Health Rounds: AI can improve the diagnosis of skin diseases, but prejudice linked to skin color remains – 02/08/2024 at 8:19 pm

((Automatic translation by Reuters, see disclaimer https://bit.ly/rtrsauto)) by Nancy Lapid

Hello Health Rounds readers! Today we bring another example of a potential benefit of artificial intelligence: it can help doctors improve the diagnosis of skin diseases, but it does not necessarily reduce racial bias in diagnoses. We also highlight a potentially important discovery about the mechanism behind allergic reactions. Finally, we report the finding that more frequent intercourse improves erections in rats, which could help understand erectile dysfunction in humans.
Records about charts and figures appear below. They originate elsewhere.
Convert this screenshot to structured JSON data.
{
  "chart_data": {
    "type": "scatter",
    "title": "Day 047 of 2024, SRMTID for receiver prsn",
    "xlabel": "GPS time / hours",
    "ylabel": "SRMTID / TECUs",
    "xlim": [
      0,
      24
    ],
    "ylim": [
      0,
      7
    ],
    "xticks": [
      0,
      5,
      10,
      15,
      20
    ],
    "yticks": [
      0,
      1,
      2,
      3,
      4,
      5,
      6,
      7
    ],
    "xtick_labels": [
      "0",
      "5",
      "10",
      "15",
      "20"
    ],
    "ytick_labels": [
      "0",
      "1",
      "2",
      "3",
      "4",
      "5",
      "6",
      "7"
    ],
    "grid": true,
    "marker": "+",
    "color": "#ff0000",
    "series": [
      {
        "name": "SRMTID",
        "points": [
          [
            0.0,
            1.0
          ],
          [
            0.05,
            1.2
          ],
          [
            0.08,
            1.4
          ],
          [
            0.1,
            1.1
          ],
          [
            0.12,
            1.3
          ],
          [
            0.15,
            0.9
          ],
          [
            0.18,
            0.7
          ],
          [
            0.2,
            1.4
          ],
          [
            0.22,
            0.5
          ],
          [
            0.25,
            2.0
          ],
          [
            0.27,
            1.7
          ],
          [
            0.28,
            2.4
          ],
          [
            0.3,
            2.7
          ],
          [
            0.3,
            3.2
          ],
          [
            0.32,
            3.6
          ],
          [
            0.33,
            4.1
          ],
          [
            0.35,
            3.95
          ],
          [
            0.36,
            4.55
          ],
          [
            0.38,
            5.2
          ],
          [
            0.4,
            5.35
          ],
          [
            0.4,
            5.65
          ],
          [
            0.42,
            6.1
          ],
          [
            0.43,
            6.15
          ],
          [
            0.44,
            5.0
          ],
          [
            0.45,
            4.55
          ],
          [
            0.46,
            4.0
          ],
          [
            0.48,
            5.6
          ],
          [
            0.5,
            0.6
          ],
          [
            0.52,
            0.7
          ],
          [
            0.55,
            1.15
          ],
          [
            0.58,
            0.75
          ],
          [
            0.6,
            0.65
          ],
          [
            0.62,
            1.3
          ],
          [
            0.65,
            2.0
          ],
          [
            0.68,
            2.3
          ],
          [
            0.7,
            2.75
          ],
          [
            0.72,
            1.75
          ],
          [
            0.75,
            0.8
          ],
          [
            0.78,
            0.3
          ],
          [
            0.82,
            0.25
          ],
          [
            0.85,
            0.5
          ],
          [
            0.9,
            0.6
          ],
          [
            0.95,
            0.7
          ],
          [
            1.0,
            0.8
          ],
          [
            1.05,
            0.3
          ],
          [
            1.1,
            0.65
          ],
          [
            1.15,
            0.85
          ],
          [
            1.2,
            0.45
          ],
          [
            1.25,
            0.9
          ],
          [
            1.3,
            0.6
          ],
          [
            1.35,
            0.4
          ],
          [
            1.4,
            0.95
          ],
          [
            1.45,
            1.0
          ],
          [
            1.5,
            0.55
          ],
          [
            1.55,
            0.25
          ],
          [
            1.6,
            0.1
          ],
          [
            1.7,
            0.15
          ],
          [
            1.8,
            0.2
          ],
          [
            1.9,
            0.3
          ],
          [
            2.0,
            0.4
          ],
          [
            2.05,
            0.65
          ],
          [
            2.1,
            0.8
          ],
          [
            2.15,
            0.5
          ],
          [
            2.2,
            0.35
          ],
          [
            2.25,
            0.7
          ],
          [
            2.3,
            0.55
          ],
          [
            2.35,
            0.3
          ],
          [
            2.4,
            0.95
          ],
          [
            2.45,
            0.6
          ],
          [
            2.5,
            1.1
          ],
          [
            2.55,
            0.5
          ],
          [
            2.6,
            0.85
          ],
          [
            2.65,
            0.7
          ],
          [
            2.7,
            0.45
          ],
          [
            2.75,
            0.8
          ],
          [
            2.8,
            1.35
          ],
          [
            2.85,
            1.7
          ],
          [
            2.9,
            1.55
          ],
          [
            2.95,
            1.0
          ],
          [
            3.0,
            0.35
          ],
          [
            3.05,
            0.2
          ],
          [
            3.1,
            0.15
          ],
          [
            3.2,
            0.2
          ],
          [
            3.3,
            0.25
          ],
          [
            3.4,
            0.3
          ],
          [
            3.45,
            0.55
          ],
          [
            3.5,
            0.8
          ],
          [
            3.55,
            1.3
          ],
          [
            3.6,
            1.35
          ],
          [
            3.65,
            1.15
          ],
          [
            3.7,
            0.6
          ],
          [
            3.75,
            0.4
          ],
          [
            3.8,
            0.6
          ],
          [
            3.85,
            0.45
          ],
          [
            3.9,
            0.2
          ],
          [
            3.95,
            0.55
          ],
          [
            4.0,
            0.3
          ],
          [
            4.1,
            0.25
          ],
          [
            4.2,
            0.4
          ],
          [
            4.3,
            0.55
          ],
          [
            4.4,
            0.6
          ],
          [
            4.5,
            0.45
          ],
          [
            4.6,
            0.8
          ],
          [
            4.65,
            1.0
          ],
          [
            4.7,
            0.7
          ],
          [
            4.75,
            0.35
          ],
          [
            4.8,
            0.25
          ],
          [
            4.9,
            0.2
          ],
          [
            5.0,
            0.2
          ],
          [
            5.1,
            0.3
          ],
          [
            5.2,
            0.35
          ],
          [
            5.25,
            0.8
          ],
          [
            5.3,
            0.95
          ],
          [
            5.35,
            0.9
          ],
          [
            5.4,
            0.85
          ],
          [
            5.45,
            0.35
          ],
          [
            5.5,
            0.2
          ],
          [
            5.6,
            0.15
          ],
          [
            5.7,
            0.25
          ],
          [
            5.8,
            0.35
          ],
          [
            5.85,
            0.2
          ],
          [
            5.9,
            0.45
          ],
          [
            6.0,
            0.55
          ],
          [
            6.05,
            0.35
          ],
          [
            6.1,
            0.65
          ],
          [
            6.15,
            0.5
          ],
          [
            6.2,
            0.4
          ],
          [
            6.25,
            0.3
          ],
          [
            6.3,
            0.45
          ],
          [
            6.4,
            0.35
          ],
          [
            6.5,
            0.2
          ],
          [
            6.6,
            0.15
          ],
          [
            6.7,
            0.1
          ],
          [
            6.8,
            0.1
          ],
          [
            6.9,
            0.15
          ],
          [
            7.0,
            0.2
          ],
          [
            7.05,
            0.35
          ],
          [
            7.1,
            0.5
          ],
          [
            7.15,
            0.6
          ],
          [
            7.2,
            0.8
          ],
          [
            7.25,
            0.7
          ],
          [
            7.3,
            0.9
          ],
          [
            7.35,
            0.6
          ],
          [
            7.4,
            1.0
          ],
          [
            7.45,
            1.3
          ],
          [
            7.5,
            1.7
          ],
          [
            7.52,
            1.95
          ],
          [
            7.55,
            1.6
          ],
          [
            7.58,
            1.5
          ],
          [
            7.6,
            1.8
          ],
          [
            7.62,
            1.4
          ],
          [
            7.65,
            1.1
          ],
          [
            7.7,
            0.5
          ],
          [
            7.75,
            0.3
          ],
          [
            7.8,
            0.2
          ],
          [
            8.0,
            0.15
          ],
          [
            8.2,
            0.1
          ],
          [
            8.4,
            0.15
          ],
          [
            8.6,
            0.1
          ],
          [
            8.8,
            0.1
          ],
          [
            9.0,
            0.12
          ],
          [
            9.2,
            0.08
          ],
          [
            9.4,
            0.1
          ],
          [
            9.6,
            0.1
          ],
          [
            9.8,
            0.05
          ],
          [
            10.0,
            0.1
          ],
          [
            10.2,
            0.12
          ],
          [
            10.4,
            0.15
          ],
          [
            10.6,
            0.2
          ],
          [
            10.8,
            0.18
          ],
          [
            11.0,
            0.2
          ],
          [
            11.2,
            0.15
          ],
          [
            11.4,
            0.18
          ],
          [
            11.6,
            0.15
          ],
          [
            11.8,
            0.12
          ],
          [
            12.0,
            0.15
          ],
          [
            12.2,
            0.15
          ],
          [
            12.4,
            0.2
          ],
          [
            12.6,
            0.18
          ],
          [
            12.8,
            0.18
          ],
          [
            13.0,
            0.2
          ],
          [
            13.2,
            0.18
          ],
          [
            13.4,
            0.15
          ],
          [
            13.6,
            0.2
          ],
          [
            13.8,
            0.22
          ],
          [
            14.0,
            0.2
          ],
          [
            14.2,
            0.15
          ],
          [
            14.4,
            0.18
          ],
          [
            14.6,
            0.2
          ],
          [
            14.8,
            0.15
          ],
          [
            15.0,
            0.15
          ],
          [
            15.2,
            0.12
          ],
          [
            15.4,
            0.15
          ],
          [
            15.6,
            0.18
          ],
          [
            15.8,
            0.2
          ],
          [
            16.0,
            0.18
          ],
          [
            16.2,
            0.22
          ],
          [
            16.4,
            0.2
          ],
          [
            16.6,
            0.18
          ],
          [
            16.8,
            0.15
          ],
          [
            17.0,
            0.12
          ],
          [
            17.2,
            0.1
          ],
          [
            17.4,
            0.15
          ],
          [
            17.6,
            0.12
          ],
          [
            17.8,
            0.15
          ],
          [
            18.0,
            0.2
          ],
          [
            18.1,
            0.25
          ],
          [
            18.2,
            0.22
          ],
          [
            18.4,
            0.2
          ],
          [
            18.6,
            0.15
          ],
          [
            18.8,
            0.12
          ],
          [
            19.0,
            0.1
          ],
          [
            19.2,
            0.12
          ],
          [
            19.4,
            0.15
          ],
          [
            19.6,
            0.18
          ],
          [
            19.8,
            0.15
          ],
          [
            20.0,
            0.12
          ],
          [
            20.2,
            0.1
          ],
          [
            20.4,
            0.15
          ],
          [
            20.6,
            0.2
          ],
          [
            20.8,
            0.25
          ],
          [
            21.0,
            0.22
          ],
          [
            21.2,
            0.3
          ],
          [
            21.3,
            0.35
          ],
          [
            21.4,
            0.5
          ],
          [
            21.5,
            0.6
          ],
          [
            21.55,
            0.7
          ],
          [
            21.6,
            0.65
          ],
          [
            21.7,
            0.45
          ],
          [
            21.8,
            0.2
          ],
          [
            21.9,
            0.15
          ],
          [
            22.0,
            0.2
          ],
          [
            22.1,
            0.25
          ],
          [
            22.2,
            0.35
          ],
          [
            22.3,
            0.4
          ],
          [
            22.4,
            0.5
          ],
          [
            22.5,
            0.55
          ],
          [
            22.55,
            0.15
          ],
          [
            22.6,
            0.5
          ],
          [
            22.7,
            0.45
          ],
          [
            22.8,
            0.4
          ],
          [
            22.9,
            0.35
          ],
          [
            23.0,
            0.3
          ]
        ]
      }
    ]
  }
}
AI can improve skin diagnosis, but it cannot compensate for bias

Artificial intelligence (AI) could increase doctors’ chances of correctly diagnosing skin problems, but that doesn’t automatically mean it will offset racial bias in medicine, according to a new report.

The researchers recruited about 850 dermatologists and general practitioners and asked them to analyze photographs of various skin diseases, including atopic dermatitis, Lyme disease and skin cancer, in patients with different skin colors.

Overall, dermatologists were able to accurately diagnose diseases in 38% of skin images, while general practitioners achieved a 19% accuracy rate, researchers reported Monday in Nature Medicine.

But images of darker skin were diagnosed with 10% less accuracy than images of light skin by dermatologists and with 22% less accuracy by general practitioners.

Using an AI algorithm developed by the research team, the accuracy rate increased to 60% among dermatologists and 47% among general practitioners, but the improvements were greatest for diagnosing patients with lighter skin.

The researchers also found bias in identifying patients who needed a biopsy.

For example, based on photographs showing signs of potentially fatal skin cancer, both groups of doctors would send light-skinned patients for biopsy much more frequently than darker-skinned patients.

Dark-skinned people are more likely to be referred by dermatologists for biopsies for common, non-dangerous skin conditions like atopic dermatitis, according to the photos.

Researchers note that it is much more difficult to make a diagnosis based on photos than to examine a patient in person.

“These results demonstrate that well-designed doctor-machine partnerships can improve doctors’ diagnostic accuracy…(but) success in improving overall diagnostic accuracy does not necessarily eliminate bias,” they said.

Researchers find source of antibodies for allergic reactions

Researchers have discovered which immune system cells are responsible for producing antibodies that trigger allergic reactions, according to two reports published Wednesday in Science Translational Medicine.

These type 2 memory B cells (MBC2) respond to allergens by rapidly transforming into plasma cells that produce the immunoglobulin E (IgE) antibodies that trigger the allergic reaction, researchers found.

“Finding the cells that retain IgE memory is a fundamental step and a watershed in our understanding of the causes of allergy and how treatment, such as immunotherapy, can modify the disease,” said Peter Sejer Andersen of Danish pharmaceutical company ALK -Abello.

ALKb.CO, which co-led one of the studies, in a statement.

His team found large quantities of these B cells in adults who suffer from allergies to birch, dust mites or peanuts, but not in volunteers without these allergies.

Another team found large amounts of these B cells in children with peanut allergies, but not in similar non-allergic children.

“This discovery highlights two potential therapeutic approaches we could take,” said Kelly Bruton of Stanford University, who collaborated on the study with Andersen.

“One is to target these MBC2s and eliminate them in an allergic person,” Bruton said. “The other option may be to modify their function and force them to do something that will not be harmful when the person is exposed to the allergen.

More sex promotes erections in rats and perhaps humans

Research in rats has shown that regular erections help maintain erectile function and that cells that help form connective tissue, called fibroblasts, play an important role in maintaining healthy erections.

Fibroblasts absorb the neurotransmitter norepinephrine, which causes blood vessels in the penis to widen. Dilated blood vessels allow more blood to flow into the cylinder-shaped erectile cavities called corpora cavernosa, allowing the penis to become erect.

The effectiveness of this process depends on the number of fibroblasts, which in turn is affected by the frequency of erections, among other factors, the researchers also discovered. The more frequent the rats had erections, the more fibroblasts there were in the penis.

This is likely to be true in humans as well, researchers speculated in a report published Thursday in the journal Science.

The older mice had fewer fibroblasts in the penis and therefore less blood flow. The ability to have an erection also declines with age in men, which may be in part due to fewer fibroblasts in the penis, researchers say.

The researchers said they hope their findings could lead to new treatments for erectile dysfunction.

It is known that physical exercise in general increases the production of fibroblasts, as previous research in humans has shown.

“If sedentary behavior and low sexual activity lead to a decrease in these fibroblasts… then regular exercise, sexual activity and other lifestyle changes should be helpful in cases of sexual dysfunction,” suggests a comment posted on the site of the study.